Lo chiamavano ol gat de marmo. Forse a significare che da un difensore di fascia sinistra come lui, coevo di un Facchetti ma con qualche oncia di talento in meno, ci si aspettava qualche discesa in più e non il mero compitino da mastino della terza linea. Il ruolo ricoperto ai giorni nostri da Chicco Peluso, nondimeno, nel pieno dei mitici Anni Sessanta fu di Franco Nodari, gandinese purosangue e atalantino a denominazione di origine controllata che oggi spegne ben settantatré candeline. Uno che può rivendicare di aver giocato da titolare l'esatta metà delle dodici stagioni disputate in nerazzurro, dal 1957 al 1970, nonché di aver iscritto il suo nome sull'unico trofeo conquistato dalla Dea nel corso della sua lunga e gloriosa storia: la Coppa Italia del 1963.

Nato a Vertova il 13 gennaio 1939, da buon esponente di una stirpe con il lavoro e il sacrificio nel sangue dovette faticare come un mulo per guadagnarsi un posto al sole. L'esordio concessogli da Carlo Rigotti in una catastrofica trasferta a San Siro con scoppola subìta dal Milan (5-0, il 27 ottobre 1957), infatti, ebbe il solo seguito delle due presenze in B nell'annata successiva. E lui, stanco di rimanere a guardare dietro i vari Roncoli (dirottato sulla mancina dalla presenza del veterano Cattozzo) e Griffith, nel 1961 si accasò al Chieti per una salutare dose di gavetta.

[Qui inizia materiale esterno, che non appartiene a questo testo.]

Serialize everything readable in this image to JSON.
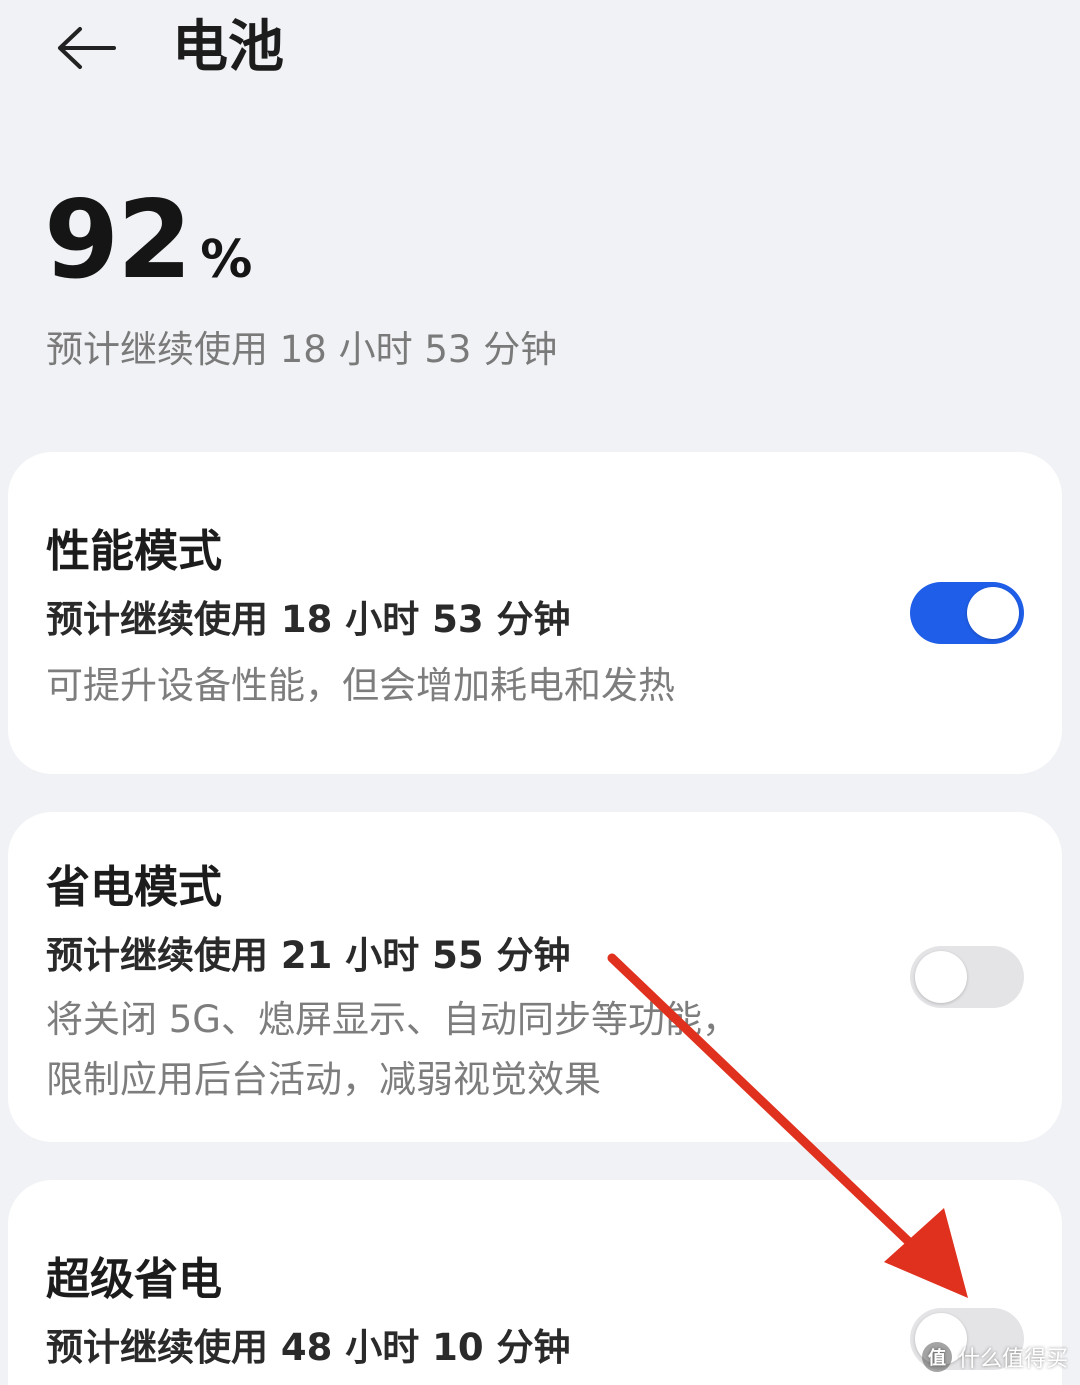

Tornato alla base, quella mitica partita meneghina contro il Torino del 2 giugno 1963 con tripletta di Domenghini che valse il trionfo a strisce nerazzurre gli consegnò il posto fisso cui tanto agognava.

Agevolato anche dal "pensionamento" della bandiera Roncoli, fino almeno al 1969 - anno di una nuova retrocessione - sulla mancina non ebbe rivali, formando una coppia di terzini a prova di bomba con Alfredo Pesenti prima e Cianino Poppi poi. Vivendo un'epoca eroica in cui ebbe il tempo di assistere al ballottaggio tra Pizzaballa e Cometti tra i pali, e anche all'esplosione di un certo Beppe Savoldi. Senza mai segnare un gol nemmeno per scherzo. Perché lui, il gatto di marmo, di mestiere doveva evitare che riuscissero a farne al suo portiere. E lasciò Bergamo solo per gli spiccioli di carriera, una coda onorevole spesa tra Savoia, Casale e Canelli per chiudere a 35 primavere un'onorevole parabola agonistica nobilitata da 161 presenze in campionato (4 cadette) con i colori che gli fasciano il cuore. Augurissimi.